J'ai les yeux qui pétille. "C'est lui qui... t'a appris à prendre par derrière ?"

"Léviathan !" s'insurge Minos.

Rire franc d'Aiacos.

"J'ai de loin préféré ton expédition punitive contre ta gouvernante."

"Je n'en doute pas, Minos."

"Je veux tout savoir !" dis-je, de plus en plus intéressée.

"Il m'a été demandé de supprimer chaque membre de mon ancien village, tu t'en rappelles, Léviathan ?... Une seule était parvenue à se tirer de mes serres."

"La gouvernante ?..."

"Uh hu. Elle avait trouvé refuge dans un monastère reculé."

"Je ne l'ai pas vu mais j'imagine que la panique avait rapidement gagné toutes les strates de l'édifice lorsque ton navire est apparu dans le ciel..."

"J'avais ordonné que la coque vienne à bout de la tour la plus haute de cet édifice profane.

Voyant cela, certains se mirent à la prière. D'autres couraient en tous sens."

Nous sommes suspendus aux lèvres cruelles du Garuda.

Dans la vaste salle ornée d'un Bouddha recouvert de fines couches d'or, les prières se firent plus ferventes encore. Sur un jeté de portes, Garuda fit son entrée, scrutant la salle, regard s'arrêtant sur une proie précise. Cette dernière fut prise d'un violent frisson.

"Soneeya."

Comment un tel démon pouvait-il connaître son prénom ?... Alors qu'ici tout le monde l'ignorait.

"Tu n'as pas changé, à ce que je constate !... Toujours à faire preuve du même sang froid qui t'a permis de fuir ma rage cette nuit-là." s'avançant, écrasant quelques crânes de moines en prière au passage, dans des gerbes de sang éclaboussant le minéral du surplis.

Cette voix... elle lui parlait si distinctement !...

Les démons apprécient particulièrement de tromper le monde et de se jouer des sentiments.
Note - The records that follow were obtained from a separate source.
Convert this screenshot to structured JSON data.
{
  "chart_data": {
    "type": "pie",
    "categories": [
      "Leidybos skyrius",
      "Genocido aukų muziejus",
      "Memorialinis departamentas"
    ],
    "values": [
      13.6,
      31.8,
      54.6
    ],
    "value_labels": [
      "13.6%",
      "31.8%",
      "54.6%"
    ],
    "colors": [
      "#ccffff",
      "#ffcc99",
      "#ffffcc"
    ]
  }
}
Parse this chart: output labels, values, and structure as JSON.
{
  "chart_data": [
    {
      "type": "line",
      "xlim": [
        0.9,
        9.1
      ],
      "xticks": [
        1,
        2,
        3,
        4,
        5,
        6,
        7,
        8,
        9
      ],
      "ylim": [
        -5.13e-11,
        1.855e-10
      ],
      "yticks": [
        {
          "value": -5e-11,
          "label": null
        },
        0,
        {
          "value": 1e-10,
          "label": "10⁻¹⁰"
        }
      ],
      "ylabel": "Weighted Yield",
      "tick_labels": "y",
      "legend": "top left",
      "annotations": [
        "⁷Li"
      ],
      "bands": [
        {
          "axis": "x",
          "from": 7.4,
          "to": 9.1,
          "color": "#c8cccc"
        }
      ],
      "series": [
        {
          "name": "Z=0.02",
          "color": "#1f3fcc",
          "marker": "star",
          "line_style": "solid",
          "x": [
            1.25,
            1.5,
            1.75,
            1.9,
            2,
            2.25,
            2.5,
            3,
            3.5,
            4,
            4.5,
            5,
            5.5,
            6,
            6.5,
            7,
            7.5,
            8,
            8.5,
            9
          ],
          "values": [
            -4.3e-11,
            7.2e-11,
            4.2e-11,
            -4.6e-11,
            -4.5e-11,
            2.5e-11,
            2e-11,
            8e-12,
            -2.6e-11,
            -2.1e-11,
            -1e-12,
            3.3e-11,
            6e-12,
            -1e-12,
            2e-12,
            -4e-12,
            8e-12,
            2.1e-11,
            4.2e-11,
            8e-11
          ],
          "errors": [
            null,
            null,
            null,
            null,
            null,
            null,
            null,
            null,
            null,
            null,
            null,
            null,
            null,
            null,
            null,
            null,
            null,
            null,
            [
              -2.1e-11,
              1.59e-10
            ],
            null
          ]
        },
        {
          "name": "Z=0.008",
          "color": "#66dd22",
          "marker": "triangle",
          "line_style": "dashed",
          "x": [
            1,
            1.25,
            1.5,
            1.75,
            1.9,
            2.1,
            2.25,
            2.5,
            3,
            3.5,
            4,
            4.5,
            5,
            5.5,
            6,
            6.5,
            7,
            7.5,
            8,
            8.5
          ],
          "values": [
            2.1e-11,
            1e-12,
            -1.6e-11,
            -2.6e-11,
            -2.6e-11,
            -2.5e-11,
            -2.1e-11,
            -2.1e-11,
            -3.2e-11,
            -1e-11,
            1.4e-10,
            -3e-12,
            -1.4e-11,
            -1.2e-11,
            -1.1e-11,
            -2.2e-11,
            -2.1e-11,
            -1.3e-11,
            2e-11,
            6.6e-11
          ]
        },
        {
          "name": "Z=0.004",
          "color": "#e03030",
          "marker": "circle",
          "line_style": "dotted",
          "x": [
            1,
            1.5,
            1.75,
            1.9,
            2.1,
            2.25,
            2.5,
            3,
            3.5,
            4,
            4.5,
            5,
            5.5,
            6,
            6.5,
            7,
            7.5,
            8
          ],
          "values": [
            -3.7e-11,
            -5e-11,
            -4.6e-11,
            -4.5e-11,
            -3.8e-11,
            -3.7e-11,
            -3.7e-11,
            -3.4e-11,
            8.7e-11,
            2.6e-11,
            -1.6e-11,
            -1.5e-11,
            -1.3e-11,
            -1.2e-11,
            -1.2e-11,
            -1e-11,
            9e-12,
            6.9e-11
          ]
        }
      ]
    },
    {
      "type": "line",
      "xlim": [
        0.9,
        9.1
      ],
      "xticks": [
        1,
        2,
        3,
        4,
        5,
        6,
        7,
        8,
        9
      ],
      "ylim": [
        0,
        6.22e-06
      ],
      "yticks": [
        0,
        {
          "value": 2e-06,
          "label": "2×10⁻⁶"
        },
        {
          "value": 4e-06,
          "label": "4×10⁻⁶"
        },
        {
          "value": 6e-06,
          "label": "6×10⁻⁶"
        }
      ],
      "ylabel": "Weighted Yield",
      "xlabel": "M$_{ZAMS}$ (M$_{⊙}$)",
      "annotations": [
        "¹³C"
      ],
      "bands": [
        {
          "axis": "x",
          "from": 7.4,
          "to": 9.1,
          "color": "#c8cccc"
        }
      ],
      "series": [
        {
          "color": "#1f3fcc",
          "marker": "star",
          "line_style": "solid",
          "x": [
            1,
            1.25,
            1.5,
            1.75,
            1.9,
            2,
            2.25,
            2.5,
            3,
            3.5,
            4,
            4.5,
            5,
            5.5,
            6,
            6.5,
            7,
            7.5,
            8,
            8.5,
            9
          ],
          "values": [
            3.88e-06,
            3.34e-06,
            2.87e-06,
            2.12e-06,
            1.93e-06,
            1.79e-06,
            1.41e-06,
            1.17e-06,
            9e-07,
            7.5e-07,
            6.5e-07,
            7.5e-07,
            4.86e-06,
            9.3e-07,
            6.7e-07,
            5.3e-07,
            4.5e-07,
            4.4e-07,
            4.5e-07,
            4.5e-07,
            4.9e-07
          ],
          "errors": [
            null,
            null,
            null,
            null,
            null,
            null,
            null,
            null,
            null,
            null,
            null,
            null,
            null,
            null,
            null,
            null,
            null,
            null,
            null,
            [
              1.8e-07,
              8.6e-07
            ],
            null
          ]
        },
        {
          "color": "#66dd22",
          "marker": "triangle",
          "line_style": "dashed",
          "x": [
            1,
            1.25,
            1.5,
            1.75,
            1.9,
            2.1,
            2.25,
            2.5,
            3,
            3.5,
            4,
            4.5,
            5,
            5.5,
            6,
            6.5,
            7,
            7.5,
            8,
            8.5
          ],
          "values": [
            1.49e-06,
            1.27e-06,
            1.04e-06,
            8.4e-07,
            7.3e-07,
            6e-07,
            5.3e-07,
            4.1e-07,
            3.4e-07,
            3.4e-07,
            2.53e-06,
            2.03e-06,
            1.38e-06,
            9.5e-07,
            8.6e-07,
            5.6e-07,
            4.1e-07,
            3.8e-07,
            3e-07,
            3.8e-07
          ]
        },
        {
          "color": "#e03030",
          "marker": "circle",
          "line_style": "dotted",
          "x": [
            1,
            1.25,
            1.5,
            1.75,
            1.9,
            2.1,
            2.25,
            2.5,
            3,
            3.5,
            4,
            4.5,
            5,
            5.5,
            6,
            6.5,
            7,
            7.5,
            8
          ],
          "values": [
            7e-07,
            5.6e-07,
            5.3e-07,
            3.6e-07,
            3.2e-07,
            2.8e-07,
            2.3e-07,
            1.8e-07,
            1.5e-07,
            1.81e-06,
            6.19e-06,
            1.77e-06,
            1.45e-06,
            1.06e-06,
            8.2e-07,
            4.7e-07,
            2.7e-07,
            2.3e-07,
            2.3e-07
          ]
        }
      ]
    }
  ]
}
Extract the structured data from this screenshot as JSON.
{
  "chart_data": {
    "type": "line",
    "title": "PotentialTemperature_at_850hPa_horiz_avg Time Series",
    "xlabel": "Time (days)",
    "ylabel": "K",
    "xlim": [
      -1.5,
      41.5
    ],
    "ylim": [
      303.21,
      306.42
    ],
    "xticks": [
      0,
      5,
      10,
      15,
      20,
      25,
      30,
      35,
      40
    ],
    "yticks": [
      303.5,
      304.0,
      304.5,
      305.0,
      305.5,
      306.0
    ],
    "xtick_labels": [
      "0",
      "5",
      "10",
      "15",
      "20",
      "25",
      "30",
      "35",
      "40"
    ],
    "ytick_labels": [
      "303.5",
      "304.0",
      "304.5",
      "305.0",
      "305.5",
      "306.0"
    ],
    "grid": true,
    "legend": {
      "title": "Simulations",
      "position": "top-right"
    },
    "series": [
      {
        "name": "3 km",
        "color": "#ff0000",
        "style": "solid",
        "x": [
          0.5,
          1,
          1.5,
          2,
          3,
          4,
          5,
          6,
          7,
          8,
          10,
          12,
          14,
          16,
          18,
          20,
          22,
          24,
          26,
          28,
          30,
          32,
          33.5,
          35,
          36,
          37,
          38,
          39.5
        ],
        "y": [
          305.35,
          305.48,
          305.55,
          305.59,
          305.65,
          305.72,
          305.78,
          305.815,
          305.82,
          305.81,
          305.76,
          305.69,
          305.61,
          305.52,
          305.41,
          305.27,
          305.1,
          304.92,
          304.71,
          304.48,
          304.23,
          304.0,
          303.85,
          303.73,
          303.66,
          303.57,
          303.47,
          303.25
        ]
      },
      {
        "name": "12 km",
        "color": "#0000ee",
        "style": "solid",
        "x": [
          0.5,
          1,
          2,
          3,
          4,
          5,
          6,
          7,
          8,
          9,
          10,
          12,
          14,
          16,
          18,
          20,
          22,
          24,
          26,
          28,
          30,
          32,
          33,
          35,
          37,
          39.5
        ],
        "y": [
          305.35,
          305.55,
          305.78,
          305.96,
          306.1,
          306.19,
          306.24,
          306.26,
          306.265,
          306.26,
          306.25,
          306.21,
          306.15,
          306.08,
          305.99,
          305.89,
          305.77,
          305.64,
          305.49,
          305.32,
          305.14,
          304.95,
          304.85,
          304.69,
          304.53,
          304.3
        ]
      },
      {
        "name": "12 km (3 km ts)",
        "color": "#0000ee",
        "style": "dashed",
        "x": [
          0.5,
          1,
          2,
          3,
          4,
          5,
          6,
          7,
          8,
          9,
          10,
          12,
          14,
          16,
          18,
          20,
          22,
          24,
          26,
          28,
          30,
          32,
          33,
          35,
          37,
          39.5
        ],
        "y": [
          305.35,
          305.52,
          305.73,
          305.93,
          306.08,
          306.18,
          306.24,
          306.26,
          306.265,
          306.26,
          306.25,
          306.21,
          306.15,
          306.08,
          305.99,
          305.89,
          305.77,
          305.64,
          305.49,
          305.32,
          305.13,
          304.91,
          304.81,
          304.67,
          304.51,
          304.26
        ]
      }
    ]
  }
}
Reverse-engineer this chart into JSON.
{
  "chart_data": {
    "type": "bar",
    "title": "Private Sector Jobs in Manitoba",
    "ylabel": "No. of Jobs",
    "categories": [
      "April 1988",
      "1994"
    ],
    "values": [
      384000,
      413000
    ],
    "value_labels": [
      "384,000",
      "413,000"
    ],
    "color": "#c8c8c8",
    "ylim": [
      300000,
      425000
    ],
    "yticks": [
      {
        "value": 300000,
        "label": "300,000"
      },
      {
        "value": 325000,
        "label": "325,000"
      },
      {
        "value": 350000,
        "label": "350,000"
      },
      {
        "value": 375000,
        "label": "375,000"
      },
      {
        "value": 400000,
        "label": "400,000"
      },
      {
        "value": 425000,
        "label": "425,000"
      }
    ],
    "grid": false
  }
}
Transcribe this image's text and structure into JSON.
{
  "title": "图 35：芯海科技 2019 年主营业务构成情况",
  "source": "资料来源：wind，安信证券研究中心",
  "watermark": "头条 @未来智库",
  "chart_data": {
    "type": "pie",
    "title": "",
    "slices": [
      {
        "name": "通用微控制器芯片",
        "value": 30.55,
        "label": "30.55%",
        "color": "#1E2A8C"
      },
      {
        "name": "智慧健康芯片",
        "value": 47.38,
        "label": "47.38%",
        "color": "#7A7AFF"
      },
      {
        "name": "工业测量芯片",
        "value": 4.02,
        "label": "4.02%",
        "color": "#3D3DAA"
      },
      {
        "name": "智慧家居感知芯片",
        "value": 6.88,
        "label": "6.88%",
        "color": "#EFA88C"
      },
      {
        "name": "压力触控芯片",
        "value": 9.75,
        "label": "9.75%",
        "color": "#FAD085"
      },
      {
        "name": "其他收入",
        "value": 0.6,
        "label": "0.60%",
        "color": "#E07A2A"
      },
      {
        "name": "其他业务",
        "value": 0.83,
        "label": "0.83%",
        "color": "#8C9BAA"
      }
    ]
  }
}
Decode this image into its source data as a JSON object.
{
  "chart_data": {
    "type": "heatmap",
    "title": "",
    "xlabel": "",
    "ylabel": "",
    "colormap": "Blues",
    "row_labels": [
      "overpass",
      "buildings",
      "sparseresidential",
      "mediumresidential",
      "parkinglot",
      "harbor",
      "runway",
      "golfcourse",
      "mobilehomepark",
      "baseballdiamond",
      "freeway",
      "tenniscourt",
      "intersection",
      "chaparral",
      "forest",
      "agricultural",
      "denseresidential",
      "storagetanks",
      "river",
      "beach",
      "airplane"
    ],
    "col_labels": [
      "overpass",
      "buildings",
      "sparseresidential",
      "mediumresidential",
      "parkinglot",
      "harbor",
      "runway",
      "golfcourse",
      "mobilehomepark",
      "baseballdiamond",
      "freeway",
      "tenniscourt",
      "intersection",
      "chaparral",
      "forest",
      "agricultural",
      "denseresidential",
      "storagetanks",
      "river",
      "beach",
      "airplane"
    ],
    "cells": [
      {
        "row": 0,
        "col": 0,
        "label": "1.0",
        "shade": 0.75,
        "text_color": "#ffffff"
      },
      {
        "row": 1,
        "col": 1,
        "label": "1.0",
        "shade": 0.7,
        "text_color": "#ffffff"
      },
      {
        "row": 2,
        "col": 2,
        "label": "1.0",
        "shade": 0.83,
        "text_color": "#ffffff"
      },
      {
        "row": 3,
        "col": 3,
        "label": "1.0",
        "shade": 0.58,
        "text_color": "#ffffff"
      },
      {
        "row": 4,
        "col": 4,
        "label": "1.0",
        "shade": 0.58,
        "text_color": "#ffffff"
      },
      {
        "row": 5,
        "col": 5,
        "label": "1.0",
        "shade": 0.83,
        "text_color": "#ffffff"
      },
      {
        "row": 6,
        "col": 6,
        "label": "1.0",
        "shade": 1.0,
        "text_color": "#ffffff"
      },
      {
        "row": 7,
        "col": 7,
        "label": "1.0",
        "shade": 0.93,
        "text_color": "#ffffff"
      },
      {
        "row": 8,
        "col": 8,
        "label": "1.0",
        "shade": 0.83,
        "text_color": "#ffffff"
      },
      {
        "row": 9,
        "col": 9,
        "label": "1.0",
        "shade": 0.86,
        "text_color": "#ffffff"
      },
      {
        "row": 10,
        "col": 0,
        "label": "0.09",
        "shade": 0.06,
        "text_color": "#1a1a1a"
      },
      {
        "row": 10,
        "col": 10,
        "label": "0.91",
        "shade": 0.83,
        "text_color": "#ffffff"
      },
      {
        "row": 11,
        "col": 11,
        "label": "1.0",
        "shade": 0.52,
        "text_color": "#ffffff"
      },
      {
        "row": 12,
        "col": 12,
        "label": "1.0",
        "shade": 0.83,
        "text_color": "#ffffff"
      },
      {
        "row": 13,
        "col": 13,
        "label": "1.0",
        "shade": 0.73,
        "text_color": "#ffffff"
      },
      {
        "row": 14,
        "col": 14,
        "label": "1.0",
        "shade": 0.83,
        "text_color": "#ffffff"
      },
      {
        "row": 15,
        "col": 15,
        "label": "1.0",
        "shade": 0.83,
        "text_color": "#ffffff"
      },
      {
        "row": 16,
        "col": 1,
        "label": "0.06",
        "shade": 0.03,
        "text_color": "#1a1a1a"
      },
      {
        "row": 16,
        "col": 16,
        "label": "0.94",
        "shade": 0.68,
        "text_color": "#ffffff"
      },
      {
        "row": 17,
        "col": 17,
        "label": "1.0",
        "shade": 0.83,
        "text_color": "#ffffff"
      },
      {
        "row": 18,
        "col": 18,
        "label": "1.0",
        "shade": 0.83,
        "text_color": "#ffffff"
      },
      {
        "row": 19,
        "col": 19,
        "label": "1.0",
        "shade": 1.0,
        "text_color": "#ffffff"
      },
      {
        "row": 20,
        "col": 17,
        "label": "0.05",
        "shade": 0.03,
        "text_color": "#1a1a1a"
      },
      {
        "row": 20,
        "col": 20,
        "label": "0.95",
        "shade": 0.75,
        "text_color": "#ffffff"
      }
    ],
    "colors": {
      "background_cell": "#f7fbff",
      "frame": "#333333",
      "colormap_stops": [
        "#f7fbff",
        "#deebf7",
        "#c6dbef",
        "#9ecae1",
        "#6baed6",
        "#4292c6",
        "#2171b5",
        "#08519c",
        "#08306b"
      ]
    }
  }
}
Et celui-ci plus précisément que les autres !...

Un coup de botte brutal vint faire chuter, crâne en avant, le moine à côté de Soneeya.

"Agenouille-toi devant ton Maître, Soneeya." se présentant devant elle.

Paupières étroitement closes, elle récitait ses mantras avec un fanatisme redoublé.

"Je vais te gratifier de mon attaque la plus puissante, Soneeya. J'ouvrirai tes yeux pour te détruire de l'intérieur." se préparant à porter son coup au moyen d'un cosmos enflant. "Regarde... regarde bien mon œil galactique et sa formidable puissance !... Galactica Death Bring !"

Qu'importe si l'adversaire avait les paupières closes ou les yeux crevés, l'attaque allait droit au cerveau. Imparable. Violente.

L'attaque avait la particularité de brûler entièrement le système nerveux dans d'indicibles souffrances !... En outre, la victime en demeurait totalement paralysée.

"Je pense qu'il aurait mieux valu que tu goûtes à la mort la nuit de mon appel, Soneeya." sec et sans la moindre pitié.

J'agite la main, soufflée.

"Ça devait être de toute beauté..." admit Minos.


Certaines âmes se rebiffent.

"Tu vas dire à... ton putain de Maître... que je ne serai jamais... à lui !..." sur un ultime sursaut de non-sens.

"Fort bien. Je t'engage à lui l'expliquer toi-même." préparant une attaque directe, cosmos enflant jusqu'à la salve létale.